Ping of Death Could Be Back

The "Ping of Death" was a nuisance that first reared its head in the 90s. It allowed someone to effectively denial of service someone's computer with a single packet.

 

 

A patch was quickly released for linux distributions but the patching process for Windows machines wasn't so speedy. The majority of people online were using slow dial up connections and simply did not have the time, or the inclination to download and install security patches.

At present most people have a router between their home network and the network. To an extent your computer is pretty well protected by your Netgear NAT enabled router. Back when the Ping of Death was prevalent you had no router and Windows didn't have a built in firewall. It was up to the user to install a firewall and antivirus.

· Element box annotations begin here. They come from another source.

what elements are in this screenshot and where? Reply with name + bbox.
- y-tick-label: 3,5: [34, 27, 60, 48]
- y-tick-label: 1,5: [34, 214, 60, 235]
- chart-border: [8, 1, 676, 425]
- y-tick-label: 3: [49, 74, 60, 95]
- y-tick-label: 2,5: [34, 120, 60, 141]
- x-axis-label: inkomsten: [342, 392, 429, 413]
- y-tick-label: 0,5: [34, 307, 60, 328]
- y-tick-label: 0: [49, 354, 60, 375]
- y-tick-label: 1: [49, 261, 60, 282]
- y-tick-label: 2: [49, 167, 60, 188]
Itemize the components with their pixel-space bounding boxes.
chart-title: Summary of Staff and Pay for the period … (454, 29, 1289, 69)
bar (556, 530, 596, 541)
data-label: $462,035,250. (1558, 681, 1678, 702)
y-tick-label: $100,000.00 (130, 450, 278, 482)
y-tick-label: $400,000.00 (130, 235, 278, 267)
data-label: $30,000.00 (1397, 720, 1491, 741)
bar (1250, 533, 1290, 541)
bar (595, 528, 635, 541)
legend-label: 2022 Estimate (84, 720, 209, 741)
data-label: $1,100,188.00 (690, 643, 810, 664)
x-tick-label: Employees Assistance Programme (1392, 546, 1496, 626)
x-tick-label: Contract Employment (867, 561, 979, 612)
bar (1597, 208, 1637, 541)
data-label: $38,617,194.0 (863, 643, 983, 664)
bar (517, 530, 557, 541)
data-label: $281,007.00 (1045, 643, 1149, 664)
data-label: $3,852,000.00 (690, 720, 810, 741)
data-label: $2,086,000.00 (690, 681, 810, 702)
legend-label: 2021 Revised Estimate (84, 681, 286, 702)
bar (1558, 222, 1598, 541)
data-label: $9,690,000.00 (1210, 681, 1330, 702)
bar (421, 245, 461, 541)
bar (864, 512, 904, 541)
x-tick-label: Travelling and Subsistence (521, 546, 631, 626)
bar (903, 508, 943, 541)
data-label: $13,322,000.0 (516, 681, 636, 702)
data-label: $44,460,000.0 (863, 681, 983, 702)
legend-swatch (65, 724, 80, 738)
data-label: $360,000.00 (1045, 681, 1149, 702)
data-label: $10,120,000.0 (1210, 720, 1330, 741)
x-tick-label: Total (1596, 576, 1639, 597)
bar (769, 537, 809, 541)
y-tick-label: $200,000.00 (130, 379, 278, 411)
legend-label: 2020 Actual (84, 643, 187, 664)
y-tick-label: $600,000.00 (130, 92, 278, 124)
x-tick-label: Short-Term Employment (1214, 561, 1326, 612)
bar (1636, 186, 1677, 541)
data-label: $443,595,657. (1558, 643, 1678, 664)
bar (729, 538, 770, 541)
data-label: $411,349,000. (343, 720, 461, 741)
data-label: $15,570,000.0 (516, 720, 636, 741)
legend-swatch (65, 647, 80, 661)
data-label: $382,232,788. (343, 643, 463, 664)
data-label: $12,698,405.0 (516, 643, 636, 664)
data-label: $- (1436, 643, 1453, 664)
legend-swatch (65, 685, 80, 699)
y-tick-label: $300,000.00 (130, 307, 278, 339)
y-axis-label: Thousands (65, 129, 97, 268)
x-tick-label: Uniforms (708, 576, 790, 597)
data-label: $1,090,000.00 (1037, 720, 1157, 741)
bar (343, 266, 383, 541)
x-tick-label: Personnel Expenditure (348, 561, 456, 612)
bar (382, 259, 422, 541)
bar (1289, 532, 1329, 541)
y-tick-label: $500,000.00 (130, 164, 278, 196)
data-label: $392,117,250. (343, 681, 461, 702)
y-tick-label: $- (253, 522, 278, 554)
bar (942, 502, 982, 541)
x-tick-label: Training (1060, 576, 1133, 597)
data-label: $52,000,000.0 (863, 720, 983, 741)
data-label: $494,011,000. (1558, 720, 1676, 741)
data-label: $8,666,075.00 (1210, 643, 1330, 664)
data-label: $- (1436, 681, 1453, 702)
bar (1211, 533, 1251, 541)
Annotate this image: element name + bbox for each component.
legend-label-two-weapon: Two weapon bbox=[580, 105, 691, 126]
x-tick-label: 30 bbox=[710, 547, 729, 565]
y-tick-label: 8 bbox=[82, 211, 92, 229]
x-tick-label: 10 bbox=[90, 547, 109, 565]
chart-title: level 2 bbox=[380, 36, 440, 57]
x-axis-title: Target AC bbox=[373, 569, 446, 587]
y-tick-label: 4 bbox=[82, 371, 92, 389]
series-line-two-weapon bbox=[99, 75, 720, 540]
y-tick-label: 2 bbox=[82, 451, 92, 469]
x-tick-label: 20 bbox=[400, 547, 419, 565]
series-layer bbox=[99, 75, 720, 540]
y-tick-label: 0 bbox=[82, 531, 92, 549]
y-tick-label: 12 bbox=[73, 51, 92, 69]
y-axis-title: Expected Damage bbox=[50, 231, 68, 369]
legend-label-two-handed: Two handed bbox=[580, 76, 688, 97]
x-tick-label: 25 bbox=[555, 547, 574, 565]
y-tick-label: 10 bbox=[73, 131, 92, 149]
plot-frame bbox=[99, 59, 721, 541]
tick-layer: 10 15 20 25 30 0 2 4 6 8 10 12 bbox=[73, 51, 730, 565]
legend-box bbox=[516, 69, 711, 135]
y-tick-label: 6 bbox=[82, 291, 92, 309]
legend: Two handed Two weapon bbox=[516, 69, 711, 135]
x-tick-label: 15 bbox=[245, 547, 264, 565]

With an army of unprotected and unsuspecting users directly connected to the Internet it didn't take long for the Ping of Death to become notorious. Online gamers could crash their opponents computers if they felt the need for revenge, IRC users would knock their enemies offline with ease.

Now a days you need an entire army of drones to knock people offline but back then all it needed was a small tool easily downloaded from the internet and your targets IP address. Some of the tools allowed you to work through entire IT ranges.

The news that IPv6 stacks on Windows platforms may once again be open to such attacks isn't as alarming as it could be. As a victim you're going to have to have your PC connected directly to the internet and you will need to be using an IPv6 enabled Internet connection (which you're probably not).

A more likely scenario will be if the attacker is on your network. Ping of Death was a favorite in the script kiddies toolkit and with IPv6 enabled by default on Windows operating systems I imagine some mischief is to be had in some high schools with the attacker and victim probably sat in the same room.

Serious security breaches will need some assistance of trojan horses or other methods to generate network traffic from inside your network. If you're in that situation then I think the ping of death is the least of your worries!